In Kombination mit bestehenden Preis- und Versorgungsrisiken bergen insbesondere Unsicherheiten aus der Energieerzeugung erneuerbarer Energiequellen im Kontext der aktuellen Energiekrise bedeutende Risikofaktoren für Unternehmen. So können die Konsequenzen einer untypischen Kälteperiode oder Windstille bereits maßgeblich negativ auf die kurzfristige Bereitstellung von Energie zu Peakzeiten und die Sicherstellung der notwendigen Grundspannung im Versorgungsnetz einwirken. Energieerzeuger und -lieferanten stehen vor der Herausforderung, die für die Produktion benötigten Mengen an Energie zuverlässig zu liefern. Diese Unsicherheit schlägt sich sowohl auf den Terminmarkt in Form hoher Prämien nieder als auch mit enorm volatilen Beschaffungspreisen bei kurzfristigem Beschaffungshorizont am Spotmarkt. Insofern sollten sich Unternehmen nicht allein auf politische Lösungen wie die Gaspreisbremse verlassen, sondern zusätzlich selbst für diese Herausforderungen durch geeignete Maßnahmen zur Risikobewältigung vorsorgen.

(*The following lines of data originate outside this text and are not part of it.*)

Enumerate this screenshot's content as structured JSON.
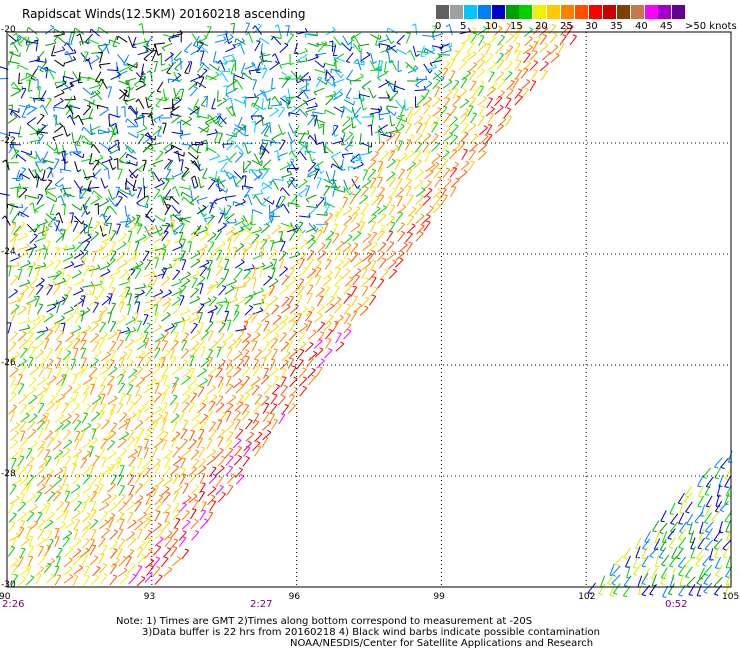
{
  "title": "Rapidscat Winds(12.5KM) 20160218 ascending",
  "legend": {
    "labels": [
      "0",
      "5",
      "10",
      "15",
      "20",
      "25",
      "30",
      "35",
      "40",
      "45",
      ">50 knots"
    ],
    "colors": [
      "#606060",
      "#a0a0a0",
      "#00c8ff",
      "#0080ff",
      "#0000c8",
      "#00a000",
      "#00d000",
      "#f0f000",
      "#ffc800",
      "#ff8000",
      "#ff5000",
      "#ff0000",
      "#c80000",
      "#804000",
      "#c87850",
      "#ff00ff",
      "#a000c8",
      "#600090"
    ]
  },
  "map": {
    "lon_range": [
      90,
      105
    ],
    "lat_range": [
      -30,
      -20
    ],
    "lon_ticks": [
      "90",
      "93",
      "96",
      "99",
      "102",
      "105"
    ],
    "lat_ticks": [
      "-20",
      "-22",
      "-24",
      "-26",
      "-28",
      "-30"
    ],
    "time_labels": [
      {
        "text": "2:26",
        "lon": 90
      },
      {
        "text": "2:27",
        "lon": 95.2
      },
      {
        "text": "0:52",
        "lon": 103.8
      }
    ]
  },
  "notes": [
    "Note: 1) Times are GMT 2)Times along bottom correspond to measurement at -20S",
    "3)Data buffer is 22 hrs from 20160218 4) Black wind barbs indicate possible contamination",
    "NOAA/NESDIS/Center for Satellite Applications and Research"
  ]
}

Hierzu sind Lösungsansätze zu finden, um die Position des Unternehmens gegenüber dem Energiemarkt resistenter zu gestalten, bestehende Abhängigkeiten zu reduzieren und ad hoc umsetzbare Notfallpläne bereitzuhalten. Eine kurzfristige Reduktion der Ausbringungsmenge, die Bündelung der reduzierten Distributionsabläufe insbesondere der Hauptlogistik sowie eine Diversifizierung der Beschaffungsquellen sind erfahrungsgemäß Beispiele einer akuten Maßnahmensteuerung im Rahmen eines abgestimmten Vorgehens zwischen Risikomanagement und Business Continuity Management, mit welchen Unternehmen bereits auf kurze Sicht sehr gute risikomindernde Resultate erzielen können.

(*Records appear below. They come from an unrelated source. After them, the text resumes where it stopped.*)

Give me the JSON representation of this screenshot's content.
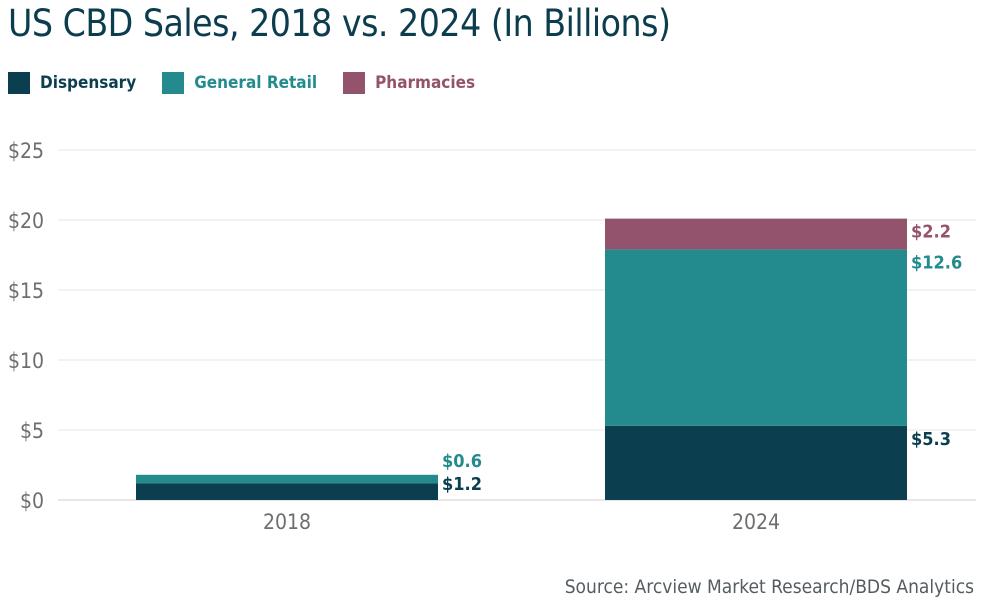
{
  "title": "US CBD Sales, 2018 vs. 2024 (In Billions)",
  "source": "Source: Arcview Market Research/BDS Analytics",
  "colors": {
    "dispensary": "#0b3f4f",
    "general_retail": "#238b8e",
    "pharmacies": "#94536c",
    "title": "#0b3d4e",
    "axis_text": "#6e6e6e",
    "grid": "#e4e4e4"
  },
  "legend": [
    {
      "label": "Dispensary",
      "color": "#0b3f4f"
    },
    {
      "label": "General Retail",
      "color": "#238b8e"
    },
    {
      "label": "Pharmacies",
      "color": "#94536c"
    }
  ],
  "chart_data": {
    "type": "bar",
    "stacked": true,
    "categories": [
      "2018",
      "2024"
    ],
    "series": [
      {
        "name": "Dispensary",
        "values": [
          1.2,
          5.3
        ],
        "labels": [
          "$1.2",
          "$5.3"
        ],
        "color": "#0b3f4f"
      },
      {
        "name": "General Retail",
        "values": [
          0.6,
          12.6
        ],
        "labels": [
          "$0.6",
          "$12.6"
        ],
        "color": "#238b8e"
      },
      {
        "name": "Pharmacies",
        "values": [
          0,
          2.2
        ],
        "labels": [
          "",
          "$2.2"
        ],
        "color": "#94536c"
      }
    ],
    "yticks": [
      0,
      5,
      10,
      15,
      20,
      25
    ],
    "ytick_labels": [
      "$0",
      "$5",
      "$10",
      "$15",
      "$20",
      "$25"
    ],
    "ylim": [
      0,
      25
    ],
    "grid": true,
    "legend_position": "top-left"
  }
}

Wenn Unternehmen nicht in der Lage sind, erhöhte Energie- und somit Erzeugerkosten an nachfolgende Stufen der Wertschöpfungskette oder den Endkunden weiterzugeben, kann dies kurz- bis mittelfristig zu Profitabilitäts- und gar Liquiditätsrisiken bis hin zur Insolvenz führen. Gerade Unternehmen in energieintensiven Branchen sowie familiengeführte, kleine und mittelständische Unternehmen leiden stark unter den kurzfristig massiv erhöhten Produktionskosten, insbesondere dann, wenn diese an vertragliche Absatzkonditionen wie Festpreisbestimmungen gebunden sind und sie dadurch womöglich Verpflichtungen aus Lieferungen und Leistungen nicht mehr nachkommen können. Ist das belieferte Unternehmen hingegen abhängig von Zwischenprodukten oder Dienstleistungen, besteht ein unmittelbares Zulieferausfall-/Adressatenausfallrisiko, welches im Idealfall durch kurzfristige finanzielle Maßnahmen gestundet oder durch vertragliche Nachverhandlung mitaufgefangen werden kann. Schritte zur rechtzeitigen Klärung zusätzlicher Finanzierungsmöglichkeiten bzw. eines auskömmlichen finanziellen Headroom zur Vermeidung kurzfristiger finanzieller Engpässe flankiert durch ein effektives Liquiditätsmanagement sollten für relevante Risikoszenarien, die in finanzieller Schieflage münden können, etabliert sein.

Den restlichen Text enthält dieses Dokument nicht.